I take it that children are not bound to be unhappy; they've plenty of time to learn that life is full of hardship and effort. So, they are given the opportunity to connect with many a pleasant tales, bed-time stories, films and theatre plays. Hostility and failure is sometimes a major element in entertainment material for innocent souls, but one thing is quintessential: one will always win in the end. Happy ending rules in children's films and we wouldn't like it any other way.
Given that the universe is dark and daunting, we've watched (us, adults) stuff that were so spooky, only to make us think what children were making out of them. Coraline (2009) for instance, based on Neil Gaiman's children's book is an animation film with marvellous scenery and funny characters. Then comes a tunnel to take you in a vacuum and bring you in your dreamy-creamy reality, only if you accept to replace your eyes with two buttons. Doesn't get freakier than that -I personally value my eyes, as paths to the soul as they are, loads-, but, yes, it does, mum is a big, bad spider, the garden is full of traps, souls of children are locked in the attic and so on so forth. Do not forget the luminous detail: blue-haired Coraline wins over her egoism and dissatisfaction that brought evil home in the first place. Coraline fights back and restores peace. Coraline wins. And they lived happily ever after.
Then comes Brave (2012), where princess Merida is once more a rebellious girl who wants things otherwise. Her mum is kind and sweet, but way too strict and serious. According to her will, the princess should marry to a quite random prince, the winner of an archery race she has chosen to try them. Bears come and go, metamorphosis, witches and spells, physical strain and pain, until princess Merida brings back clear skies. She convinces her mother and her court that she will follow her own path in life with no other than herself making choices that matter.

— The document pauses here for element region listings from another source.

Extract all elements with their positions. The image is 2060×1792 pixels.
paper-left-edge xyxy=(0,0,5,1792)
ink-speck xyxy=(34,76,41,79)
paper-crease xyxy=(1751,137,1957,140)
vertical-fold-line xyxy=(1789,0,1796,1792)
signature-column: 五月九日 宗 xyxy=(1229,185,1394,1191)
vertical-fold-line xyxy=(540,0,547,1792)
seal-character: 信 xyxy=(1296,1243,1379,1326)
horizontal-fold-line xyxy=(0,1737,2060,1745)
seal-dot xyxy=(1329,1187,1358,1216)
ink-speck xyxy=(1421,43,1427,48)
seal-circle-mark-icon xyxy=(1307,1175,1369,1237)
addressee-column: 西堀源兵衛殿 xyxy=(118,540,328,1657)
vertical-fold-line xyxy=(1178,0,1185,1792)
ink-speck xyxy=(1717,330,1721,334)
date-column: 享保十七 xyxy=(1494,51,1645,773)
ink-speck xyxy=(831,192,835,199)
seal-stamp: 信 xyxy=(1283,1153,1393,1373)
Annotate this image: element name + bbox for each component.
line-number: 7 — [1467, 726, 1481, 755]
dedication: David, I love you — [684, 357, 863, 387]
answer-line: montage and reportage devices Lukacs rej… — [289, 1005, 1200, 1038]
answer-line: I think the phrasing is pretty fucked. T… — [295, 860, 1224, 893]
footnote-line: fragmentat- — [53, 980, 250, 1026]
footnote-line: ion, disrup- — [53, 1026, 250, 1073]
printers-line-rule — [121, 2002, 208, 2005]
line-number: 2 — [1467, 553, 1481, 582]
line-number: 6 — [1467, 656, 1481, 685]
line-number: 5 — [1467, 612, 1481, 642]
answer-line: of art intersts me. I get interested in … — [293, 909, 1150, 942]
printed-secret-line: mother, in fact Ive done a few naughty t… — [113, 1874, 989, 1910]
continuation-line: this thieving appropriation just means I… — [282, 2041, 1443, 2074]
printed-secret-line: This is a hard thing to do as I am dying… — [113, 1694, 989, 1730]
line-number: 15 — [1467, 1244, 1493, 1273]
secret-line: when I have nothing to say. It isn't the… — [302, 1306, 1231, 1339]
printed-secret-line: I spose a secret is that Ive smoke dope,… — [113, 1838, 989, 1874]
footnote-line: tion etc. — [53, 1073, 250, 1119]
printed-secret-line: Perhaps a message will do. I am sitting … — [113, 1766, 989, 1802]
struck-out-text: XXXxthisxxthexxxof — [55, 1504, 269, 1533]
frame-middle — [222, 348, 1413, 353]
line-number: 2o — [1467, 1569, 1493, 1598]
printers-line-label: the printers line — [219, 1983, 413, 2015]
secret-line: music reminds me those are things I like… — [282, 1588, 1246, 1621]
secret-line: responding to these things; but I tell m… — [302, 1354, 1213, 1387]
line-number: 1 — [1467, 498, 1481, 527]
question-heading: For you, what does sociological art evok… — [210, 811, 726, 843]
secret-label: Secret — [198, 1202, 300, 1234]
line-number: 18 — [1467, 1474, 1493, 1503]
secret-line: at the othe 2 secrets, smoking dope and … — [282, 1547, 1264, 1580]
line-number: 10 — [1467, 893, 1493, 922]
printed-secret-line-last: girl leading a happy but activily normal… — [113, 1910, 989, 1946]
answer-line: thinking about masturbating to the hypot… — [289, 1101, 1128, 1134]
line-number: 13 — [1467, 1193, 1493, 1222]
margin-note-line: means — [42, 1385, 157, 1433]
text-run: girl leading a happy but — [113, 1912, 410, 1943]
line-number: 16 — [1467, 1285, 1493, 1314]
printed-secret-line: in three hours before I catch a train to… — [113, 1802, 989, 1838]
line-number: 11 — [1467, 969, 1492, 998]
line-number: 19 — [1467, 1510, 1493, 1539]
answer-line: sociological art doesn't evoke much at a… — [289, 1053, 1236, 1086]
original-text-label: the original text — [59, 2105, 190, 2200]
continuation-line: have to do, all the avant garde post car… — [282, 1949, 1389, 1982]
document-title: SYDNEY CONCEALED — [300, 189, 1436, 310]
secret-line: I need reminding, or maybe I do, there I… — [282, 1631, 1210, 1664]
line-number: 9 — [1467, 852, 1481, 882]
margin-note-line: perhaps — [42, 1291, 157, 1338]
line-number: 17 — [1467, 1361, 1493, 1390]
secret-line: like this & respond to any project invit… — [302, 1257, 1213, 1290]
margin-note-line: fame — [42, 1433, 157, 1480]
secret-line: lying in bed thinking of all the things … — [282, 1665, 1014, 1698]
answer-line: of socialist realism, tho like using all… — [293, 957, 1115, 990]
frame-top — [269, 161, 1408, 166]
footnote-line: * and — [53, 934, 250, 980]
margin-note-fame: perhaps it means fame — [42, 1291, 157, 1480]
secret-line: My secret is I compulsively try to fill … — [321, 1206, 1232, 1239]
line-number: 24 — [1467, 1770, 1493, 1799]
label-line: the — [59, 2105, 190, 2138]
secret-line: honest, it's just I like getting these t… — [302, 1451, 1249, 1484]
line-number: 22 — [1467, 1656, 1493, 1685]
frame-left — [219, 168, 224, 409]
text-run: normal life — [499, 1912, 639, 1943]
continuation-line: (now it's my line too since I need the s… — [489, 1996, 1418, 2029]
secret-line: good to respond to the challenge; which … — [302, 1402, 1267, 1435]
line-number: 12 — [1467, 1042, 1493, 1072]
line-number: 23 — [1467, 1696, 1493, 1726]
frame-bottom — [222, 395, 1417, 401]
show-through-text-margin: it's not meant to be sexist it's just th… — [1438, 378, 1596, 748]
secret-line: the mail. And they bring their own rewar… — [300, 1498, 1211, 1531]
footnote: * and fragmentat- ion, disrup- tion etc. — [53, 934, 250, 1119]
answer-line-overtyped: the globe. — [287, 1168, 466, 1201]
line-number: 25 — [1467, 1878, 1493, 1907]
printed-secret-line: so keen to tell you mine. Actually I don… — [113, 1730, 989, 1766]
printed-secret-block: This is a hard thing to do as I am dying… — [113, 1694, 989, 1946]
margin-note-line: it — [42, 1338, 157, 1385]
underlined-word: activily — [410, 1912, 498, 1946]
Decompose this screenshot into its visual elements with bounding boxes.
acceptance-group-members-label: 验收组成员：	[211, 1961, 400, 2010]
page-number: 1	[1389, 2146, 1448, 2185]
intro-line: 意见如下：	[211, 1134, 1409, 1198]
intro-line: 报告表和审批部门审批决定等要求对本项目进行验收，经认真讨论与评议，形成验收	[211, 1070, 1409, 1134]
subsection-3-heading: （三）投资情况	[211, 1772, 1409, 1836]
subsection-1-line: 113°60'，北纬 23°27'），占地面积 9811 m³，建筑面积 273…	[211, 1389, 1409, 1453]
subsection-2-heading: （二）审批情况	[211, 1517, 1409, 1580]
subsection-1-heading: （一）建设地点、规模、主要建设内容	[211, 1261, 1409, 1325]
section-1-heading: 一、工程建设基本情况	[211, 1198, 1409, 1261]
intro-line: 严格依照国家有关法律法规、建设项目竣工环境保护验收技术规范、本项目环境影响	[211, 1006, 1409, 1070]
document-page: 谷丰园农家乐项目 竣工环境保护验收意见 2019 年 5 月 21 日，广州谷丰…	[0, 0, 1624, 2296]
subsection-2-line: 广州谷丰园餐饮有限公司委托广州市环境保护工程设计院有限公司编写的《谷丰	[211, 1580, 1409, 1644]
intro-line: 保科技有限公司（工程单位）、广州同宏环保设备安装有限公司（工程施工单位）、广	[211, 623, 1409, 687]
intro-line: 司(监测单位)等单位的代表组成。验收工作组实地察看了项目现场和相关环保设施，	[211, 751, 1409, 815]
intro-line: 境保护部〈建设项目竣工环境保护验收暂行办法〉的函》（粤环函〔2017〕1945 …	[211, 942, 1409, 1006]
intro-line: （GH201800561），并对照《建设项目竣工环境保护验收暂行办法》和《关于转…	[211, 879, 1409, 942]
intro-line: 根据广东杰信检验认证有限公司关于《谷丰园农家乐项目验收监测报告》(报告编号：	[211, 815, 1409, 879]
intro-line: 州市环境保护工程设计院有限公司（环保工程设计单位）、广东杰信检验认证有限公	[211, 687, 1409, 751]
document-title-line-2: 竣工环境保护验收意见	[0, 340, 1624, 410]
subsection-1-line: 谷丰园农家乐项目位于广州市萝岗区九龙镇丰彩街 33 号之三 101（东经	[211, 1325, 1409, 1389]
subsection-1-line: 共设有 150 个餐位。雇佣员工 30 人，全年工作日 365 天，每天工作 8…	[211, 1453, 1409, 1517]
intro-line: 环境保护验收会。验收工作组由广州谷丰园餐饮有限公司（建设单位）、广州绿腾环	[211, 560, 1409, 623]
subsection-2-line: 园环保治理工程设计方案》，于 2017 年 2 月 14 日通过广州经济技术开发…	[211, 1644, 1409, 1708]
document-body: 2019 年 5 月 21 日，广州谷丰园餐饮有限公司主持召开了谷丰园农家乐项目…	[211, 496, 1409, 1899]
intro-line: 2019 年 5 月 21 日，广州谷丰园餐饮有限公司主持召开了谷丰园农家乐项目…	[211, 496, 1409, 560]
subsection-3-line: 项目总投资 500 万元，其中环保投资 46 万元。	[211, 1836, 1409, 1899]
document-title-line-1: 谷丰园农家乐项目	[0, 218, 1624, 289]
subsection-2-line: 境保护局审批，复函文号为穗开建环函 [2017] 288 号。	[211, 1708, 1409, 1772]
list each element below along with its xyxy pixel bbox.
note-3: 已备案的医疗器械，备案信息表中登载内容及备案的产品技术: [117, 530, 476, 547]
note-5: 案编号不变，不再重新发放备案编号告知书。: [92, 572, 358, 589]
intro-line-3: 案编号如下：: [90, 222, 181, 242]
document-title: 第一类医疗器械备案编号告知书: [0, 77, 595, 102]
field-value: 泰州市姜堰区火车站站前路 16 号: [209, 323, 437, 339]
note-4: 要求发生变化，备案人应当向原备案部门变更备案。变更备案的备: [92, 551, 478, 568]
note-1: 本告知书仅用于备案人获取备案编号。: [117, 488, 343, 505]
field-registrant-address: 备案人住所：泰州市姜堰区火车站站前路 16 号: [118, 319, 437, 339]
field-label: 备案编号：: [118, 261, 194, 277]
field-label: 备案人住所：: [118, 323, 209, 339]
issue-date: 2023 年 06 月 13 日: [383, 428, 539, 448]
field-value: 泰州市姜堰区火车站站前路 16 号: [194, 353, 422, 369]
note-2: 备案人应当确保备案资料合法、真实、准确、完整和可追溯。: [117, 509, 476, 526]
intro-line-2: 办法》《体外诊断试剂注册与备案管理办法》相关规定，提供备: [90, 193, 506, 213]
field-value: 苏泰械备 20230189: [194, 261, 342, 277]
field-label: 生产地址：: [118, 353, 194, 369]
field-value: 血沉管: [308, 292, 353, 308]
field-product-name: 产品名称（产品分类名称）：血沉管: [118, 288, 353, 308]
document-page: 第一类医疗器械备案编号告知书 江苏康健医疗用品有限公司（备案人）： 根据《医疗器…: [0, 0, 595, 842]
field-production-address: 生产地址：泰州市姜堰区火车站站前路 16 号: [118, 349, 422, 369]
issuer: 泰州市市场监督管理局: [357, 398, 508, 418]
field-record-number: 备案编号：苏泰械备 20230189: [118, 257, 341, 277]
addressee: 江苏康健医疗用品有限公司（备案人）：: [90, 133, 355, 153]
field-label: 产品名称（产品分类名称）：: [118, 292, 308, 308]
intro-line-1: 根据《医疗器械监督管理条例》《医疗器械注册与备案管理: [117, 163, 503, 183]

Brenda Chapman who wrote Brave, was also a contributing writer for Beauty and the Beast (1999), an all-time-favourite for little girls (and boys?). I've watched the film on Christmases and Easter time -much like the very first Lion, the Witch and the Wardrobe which I hardly recall visually, but I think it was the Bill Melendez version which was passing on public TV often when I was a kid on every Jesus-related festivity; only later I understood why: Aslan, the lion and his sacrifice was meant to be a symbol for Christ, at least when C.S.Lewis was writing it.
As you may have noticed, the notion of sacrifice also features largely in children movies. Belle in Beauty and the Beast trades herself to free her father, while the Lion (in every possible BBC or the latest Chronicles of Narnia version) gives his life to save Narnia from the White Witch. Why such a cruel inasmuch gentle notion ought to be embedded on a soft heart and mind from an early age? Why do we value sacrifice so much, especially at times that what we love the most is ourselves? I would be eager to find out. No matter how skilfully we try to teach our new-born and young hopes that life is harsh and things don't come easy, we do give them a happy ending nevertheless. But, how can you teach someone not to be impatient and stand still, stay calm and persevere till the happy ending comes? A lifetime is a big thing, compared to films and books that have a well-defined "The End" value right after the climax or a bit later?
Surely, these are adult thoughts. I now realise I never asked a child what was his understanding of a film we were watching together. I somehow drifted myself deep into those colourful, but manipulative images, without staying out of them and questioning the real audience for whom they were made. Sad films like Dolphin Tale, empty ones like Cars, hallucinating ones like Alice in Wonderland, tiny people stay always aghast, their eyes wide open, feeding on hidden meanings that are bound to change their lives. Or not; there's always the chance I got it wrong. Either way, I miss those films and those audiences on a hot Athenian summer day.